Wystarczyły dwie wiosenne kolejki, aby z pracą w piłkarskiej ekstraklasie pożegnał się pierwszy trener. To Marek Bajor, zwolniony wczoraj z posady szkoleniowca Zagłębia Lubin.
"Miedziowi" rundę rewanżową rozpoczęli od remisu 1:1 z Koroną Kielce, by w minioną sobotę ulec w Zabrzu Górnikowi aż 1:5. - Ten wynik był dla nas wstrząsem, bo nie tak wyobrażaliśmy sobie spotkanie. W początkowej fazie wydawało się, że wszystko mamy pod kontrolą i gramy tak, jak zakładaliśmy - mówił wtedy Bajor, który przeczuwał, że klęska może pozbawić go pracy. Pozbawiła. Wczoraj lubiński klub poinformował, że kontrakt został rozwiązany za porozumieniem stron, a tymczasowym zastępcą byłego już trenera został jego dotychczasowy asystent Marcin Broniszewski. Nazwisko nowego szkoleniowca ma zostać ogłoszone jeszcze w tym tygodniu, a na "giełdzie" najwyżej stoją notowania Jana Urbana, który pod koniec ubiegłego roku zrezygnował z pracy w Polonii Bytom.
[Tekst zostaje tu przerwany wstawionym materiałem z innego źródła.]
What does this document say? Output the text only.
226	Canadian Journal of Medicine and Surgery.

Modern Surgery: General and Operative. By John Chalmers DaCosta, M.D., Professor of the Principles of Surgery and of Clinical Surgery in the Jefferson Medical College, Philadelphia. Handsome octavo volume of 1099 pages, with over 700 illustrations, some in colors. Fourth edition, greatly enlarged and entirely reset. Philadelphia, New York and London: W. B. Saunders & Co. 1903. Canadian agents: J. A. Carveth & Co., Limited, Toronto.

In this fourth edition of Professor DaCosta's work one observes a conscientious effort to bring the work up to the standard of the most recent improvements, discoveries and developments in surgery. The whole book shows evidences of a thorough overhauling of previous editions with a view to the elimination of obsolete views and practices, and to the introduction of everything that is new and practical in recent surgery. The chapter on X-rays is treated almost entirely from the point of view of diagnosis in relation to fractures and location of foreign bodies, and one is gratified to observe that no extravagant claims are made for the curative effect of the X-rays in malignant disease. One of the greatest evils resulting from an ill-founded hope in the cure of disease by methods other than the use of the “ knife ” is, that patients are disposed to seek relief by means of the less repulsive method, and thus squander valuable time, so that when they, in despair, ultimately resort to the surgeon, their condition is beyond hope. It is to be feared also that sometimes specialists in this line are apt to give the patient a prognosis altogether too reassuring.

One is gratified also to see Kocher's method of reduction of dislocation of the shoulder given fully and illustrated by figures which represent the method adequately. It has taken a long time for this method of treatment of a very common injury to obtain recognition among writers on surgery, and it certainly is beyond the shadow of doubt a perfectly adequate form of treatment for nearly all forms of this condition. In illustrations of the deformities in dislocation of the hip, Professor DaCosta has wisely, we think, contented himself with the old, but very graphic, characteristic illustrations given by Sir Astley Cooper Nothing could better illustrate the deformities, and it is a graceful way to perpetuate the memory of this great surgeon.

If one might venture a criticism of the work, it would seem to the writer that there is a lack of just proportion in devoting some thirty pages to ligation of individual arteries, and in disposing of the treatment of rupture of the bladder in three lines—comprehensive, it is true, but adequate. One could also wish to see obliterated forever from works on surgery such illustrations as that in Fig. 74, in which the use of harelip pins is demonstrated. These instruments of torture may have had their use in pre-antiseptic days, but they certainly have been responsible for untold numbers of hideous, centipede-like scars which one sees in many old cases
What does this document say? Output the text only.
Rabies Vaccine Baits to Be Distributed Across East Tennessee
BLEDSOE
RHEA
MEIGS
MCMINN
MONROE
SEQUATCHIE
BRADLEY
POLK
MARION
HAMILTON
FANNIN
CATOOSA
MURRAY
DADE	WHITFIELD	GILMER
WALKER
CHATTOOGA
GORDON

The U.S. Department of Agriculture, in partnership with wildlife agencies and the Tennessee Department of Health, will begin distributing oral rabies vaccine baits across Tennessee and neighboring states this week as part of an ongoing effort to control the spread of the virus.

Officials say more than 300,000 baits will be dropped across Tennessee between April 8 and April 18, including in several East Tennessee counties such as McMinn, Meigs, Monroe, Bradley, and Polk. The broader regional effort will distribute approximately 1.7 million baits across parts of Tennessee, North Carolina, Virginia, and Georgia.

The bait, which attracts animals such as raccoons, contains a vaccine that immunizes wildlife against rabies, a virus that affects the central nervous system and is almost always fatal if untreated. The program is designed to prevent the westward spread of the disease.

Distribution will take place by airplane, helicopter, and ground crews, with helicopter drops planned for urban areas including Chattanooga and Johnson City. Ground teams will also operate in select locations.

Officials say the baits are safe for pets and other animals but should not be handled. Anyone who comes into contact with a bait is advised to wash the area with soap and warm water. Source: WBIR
Bajor samodzielną pracę w Lubinie rozpoczął w połowie grudnia 2009 roku, zastępując Franciszka Smudę. Wcześniej był asystentem obecnego selekcjonera reprezentacji Polski w Zagłębiu i Lechu Poznań. Po 17 kolejkach obecnego sezonu "Miedziowi" zajmują 12. miejsce w ligowej tabeli, z przewagą zaledwie trzech punktów nad przedostatnią Arką Gdynia. Sobotnia porażka przesądziła o dymisji, ale już wcześniej dużo mówiło się o tym, iż notowania Bajora nie stoją najwyżej.